Kenya president warns judiciary after it nullifies election
NAIROBI, Kenya -- Kenya's president promised Saturday to "fix" the judicial system a day after the Supreme Court nullified his re-election, and he warned the chief justice and judiciary not to interfere with the electoral commission as the country prepares for a new presidential vote.
President Uhuru Kenyatta again accused the court of overturning the will of the people after he had been declared the winner of the Aug. 8 election. The court on Friday said the electoral commission had committed irregularities in the vote and called for a new election within 60 days.
The judiciary has a "problem," Kenyatta said in comments to elected officials from county assemblies. He also announced the start of his new campaign.
"We shall show you in 60 days that the will of the people cannot be overturned," Kenyatta said. "We will come back and revisit this issue ... Going forward, we must fix it."
Kenyatta on Friday called the court "crooks."
The Law Society of Kenya criticized that statement as inappropriate coming from the head of state, who under the constitution is a symbol of national unity and enjoys immunity from criminal and civil proceedings.
The president is obliged by law to respect and uphold the constitution, which means upholding and safeguarding the rights of Supreme Court judges, said the society's chairman, Isaac Okero.
The Kenya Magistrates and Judges Association said it took "great exception" to Kenyatta's remarks.

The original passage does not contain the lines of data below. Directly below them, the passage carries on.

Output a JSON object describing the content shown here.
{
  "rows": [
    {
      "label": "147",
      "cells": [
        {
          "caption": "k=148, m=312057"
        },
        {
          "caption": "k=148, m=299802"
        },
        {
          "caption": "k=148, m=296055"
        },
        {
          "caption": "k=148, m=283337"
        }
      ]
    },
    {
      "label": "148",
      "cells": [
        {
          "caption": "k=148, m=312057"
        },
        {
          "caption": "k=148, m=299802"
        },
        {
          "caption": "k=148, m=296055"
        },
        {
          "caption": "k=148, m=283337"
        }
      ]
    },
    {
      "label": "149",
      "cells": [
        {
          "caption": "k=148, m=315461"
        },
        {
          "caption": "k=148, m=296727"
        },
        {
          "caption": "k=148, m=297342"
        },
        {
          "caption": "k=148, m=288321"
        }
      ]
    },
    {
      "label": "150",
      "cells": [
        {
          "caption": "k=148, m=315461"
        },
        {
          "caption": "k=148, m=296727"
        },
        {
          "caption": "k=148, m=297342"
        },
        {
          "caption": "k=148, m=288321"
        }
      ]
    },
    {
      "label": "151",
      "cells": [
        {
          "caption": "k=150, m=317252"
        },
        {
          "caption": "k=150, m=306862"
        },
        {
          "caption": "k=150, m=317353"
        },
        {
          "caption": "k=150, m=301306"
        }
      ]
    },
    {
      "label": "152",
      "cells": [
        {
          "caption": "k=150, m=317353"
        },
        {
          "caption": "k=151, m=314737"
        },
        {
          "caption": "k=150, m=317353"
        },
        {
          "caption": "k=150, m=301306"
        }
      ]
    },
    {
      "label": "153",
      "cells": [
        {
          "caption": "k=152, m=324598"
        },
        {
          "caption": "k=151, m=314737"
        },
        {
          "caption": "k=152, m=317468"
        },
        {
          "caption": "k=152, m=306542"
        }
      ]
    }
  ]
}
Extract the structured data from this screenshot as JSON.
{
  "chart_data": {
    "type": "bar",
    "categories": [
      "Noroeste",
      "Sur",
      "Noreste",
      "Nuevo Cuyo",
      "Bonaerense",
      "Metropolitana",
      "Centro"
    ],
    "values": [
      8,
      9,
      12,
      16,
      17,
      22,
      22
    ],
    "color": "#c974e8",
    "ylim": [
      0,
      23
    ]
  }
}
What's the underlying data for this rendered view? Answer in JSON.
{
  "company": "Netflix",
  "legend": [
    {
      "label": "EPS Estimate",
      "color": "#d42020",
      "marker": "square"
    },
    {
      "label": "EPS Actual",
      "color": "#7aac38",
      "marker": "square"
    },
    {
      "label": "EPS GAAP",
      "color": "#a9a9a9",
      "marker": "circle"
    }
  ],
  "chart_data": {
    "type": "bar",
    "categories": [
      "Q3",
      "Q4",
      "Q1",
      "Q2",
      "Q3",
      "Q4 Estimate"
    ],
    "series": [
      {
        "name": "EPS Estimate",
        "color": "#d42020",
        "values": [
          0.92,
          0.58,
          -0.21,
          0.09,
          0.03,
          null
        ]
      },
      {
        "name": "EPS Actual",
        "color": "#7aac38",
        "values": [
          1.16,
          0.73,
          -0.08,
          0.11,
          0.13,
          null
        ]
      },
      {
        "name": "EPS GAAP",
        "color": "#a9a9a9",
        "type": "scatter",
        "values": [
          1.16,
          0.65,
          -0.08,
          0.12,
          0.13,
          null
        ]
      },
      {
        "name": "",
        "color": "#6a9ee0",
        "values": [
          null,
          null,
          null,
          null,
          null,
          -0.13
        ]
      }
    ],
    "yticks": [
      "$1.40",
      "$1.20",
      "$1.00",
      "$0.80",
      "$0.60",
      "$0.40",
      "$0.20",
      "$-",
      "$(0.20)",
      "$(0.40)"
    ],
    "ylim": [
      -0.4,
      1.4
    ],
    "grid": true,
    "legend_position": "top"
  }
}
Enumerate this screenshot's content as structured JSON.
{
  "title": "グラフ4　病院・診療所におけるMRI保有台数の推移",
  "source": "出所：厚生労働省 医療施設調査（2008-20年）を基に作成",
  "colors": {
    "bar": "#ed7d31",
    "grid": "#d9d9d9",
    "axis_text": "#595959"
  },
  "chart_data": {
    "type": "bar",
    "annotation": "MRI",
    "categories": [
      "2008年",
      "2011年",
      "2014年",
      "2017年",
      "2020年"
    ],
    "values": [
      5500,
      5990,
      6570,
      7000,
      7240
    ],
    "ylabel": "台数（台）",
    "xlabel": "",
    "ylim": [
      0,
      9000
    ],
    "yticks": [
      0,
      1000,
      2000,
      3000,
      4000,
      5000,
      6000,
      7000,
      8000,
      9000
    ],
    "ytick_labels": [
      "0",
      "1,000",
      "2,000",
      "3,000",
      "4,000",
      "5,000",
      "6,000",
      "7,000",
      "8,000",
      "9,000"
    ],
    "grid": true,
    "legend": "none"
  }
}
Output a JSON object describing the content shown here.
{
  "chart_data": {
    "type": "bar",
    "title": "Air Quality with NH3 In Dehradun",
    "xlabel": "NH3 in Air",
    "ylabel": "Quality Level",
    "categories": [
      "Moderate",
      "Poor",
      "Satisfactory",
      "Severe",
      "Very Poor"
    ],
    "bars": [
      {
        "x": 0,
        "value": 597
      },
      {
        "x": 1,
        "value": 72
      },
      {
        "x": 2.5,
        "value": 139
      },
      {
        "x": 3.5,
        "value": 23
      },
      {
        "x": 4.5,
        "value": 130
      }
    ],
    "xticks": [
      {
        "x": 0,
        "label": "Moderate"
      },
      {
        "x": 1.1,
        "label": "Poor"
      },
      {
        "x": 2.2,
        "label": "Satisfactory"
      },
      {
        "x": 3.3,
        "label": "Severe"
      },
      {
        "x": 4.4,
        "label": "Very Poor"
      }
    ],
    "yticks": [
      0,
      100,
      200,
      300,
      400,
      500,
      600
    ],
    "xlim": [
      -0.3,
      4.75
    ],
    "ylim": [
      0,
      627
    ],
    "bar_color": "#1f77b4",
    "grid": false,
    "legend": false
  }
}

In a statement, its secretary-general Brian Khaemba said that "we condemn this assault of decisional independence."
Opposition leader Raila Odinga had petitioned the court challenging Kenyatta's win, claiming manipulation. He now wants the electoral commission disbanded.
The commission's chairman has promised changes in personnel ahead of the vote and invited the prosecution of any staffer found to have manipulated results.
Kenyatta's party deputy chief whip in the Senate, Irungu Kangata, said Friday the party will use its numerical strength in parliament to stop any attempt to disband the commission.
Constitutional lawyer Bob Mkangi said the electoral commission likely will not be disbanded unless the commissioners resign or lawmakers from the ruling and opposition parties reach a negotiated settlement. Using other ways, such as forming a tribunal, would be time-consuming, he said.
"With the shortness of time it would very difficult to organize a campaign and go after these guys. It's likely the (commission) will conduct elections as constituted," Mkangi said.